Most AAIP info gets attached only when the ISO is written.
Is the written ISO loadable by xorriso and if so, does it tell something
about the files when you do:

  xorriso -xattr any -indev foo3.iso -find / -has_xattr -exec get_any_xattr --

I see with my single file test:

  # file: .
  isofs.st="1612082097"
  isofs.nt="\001\001\001\377"
  
isofs.ca="\004\000\000\000\040\004\000\000\000u\004\000\000\000\003\001\020MD5"

  # file: n
  isofs.di="\002\010\003\0036\020\214"
  isofs.cx="\000\000\000\001"

The meaning of "isofs." attributes is documented in
  
https://dev.lovelyhq.com/libburnia/libisofs/raw/branch/master/doc/susp_aaip_isofs_names.txt
".st" is a timestamp before image composition. ".nt" records the name
truncation length (here: 255). ".ca" tells where the checksum list is.
".cx" tells the index in the checksum list.


> I can provide the produced .iso file if needed.

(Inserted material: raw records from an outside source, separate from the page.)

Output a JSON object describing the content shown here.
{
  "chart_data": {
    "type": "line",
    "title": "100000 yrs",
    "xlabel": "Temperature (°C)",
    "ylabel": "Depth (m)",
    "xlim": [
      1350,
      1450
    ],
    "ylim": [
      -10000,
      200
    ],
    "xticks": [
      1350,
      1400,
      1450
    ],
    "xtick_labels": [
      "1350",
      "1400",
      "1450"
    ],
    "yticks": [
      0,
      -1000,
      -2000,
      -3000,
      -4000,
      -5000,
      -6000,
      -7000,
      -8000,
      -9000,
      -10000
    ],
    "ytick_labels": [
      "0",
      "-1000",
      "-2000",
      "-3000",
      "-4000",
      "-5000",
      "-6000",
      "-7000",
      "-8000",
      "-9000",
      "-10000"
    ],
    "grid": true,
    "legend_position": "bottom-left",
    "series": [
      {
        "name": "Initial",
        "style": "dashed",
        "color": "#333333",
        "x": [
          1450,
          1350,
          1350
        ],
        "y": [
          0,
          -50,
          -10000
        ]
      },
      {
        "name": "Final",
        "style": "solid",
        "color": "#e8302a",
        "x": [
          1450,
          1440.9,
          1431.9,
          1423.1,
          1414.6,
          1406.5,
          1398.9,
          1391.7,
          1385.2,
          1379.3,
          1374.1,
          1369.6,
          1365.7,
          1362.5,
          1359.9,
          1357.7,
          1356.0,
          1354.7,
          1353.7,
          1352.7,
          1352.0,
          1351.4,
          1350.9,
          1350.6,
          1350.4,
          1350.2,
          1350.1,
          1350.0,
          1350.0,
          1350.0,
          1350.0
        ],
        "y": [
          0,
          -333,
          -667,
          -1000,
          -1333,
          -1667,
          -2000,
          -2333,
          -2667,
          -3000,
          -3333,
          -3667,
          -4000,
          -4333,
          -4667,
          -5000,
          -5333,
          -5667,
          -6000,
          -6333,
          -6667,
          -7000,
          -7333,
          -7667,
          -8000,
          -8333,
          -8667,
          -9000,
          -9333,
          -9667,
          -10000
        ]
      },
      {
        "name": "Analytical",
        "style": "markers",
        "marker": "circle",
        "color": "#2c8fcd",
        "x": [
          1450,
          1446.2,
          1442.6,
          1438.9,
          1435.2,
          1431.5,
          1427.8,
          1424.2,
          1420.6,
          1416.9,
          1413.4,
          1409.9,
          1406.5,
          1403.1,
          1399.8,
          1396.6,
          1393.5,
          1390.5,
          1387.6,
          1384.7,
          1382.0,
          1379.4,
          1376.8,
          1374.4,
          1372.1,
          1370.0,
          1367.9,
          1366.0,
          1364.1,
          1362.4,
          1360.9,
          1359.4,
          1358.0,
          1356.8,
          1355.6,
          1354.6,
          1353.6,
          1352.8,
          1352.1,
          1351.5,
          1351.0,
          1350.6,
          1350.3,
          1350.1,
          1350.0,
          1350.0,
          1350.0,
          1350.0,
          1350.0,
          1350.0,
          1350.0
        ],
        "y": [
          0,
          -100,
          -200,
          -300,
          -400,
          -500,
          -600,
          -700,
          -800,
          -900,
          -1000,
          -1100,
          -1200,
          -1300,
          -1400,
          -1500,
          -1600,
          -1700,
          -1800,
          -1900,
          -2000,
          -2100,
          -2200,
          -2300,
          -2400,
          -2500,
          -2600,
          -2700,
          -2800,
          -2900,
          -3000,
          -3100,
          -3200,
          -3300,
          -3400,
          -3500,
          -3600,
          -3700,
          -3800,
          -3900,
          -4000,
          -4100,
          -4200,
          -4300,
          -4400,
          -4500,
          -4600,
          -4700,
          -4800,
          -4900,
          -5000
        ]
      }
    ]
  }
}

This might be of help. Send it directly to  scdbackup@gmx.net .

It would be nice if it was smaller than 119 MB.
Do you need all 101 files to reproduce the failure ?
Do the files have to be large MPEGs (or do small dummy files suffice) ?


Well, it is time for breakfast and then i'll try to find out more about
the warning message and the ways how to provoke it.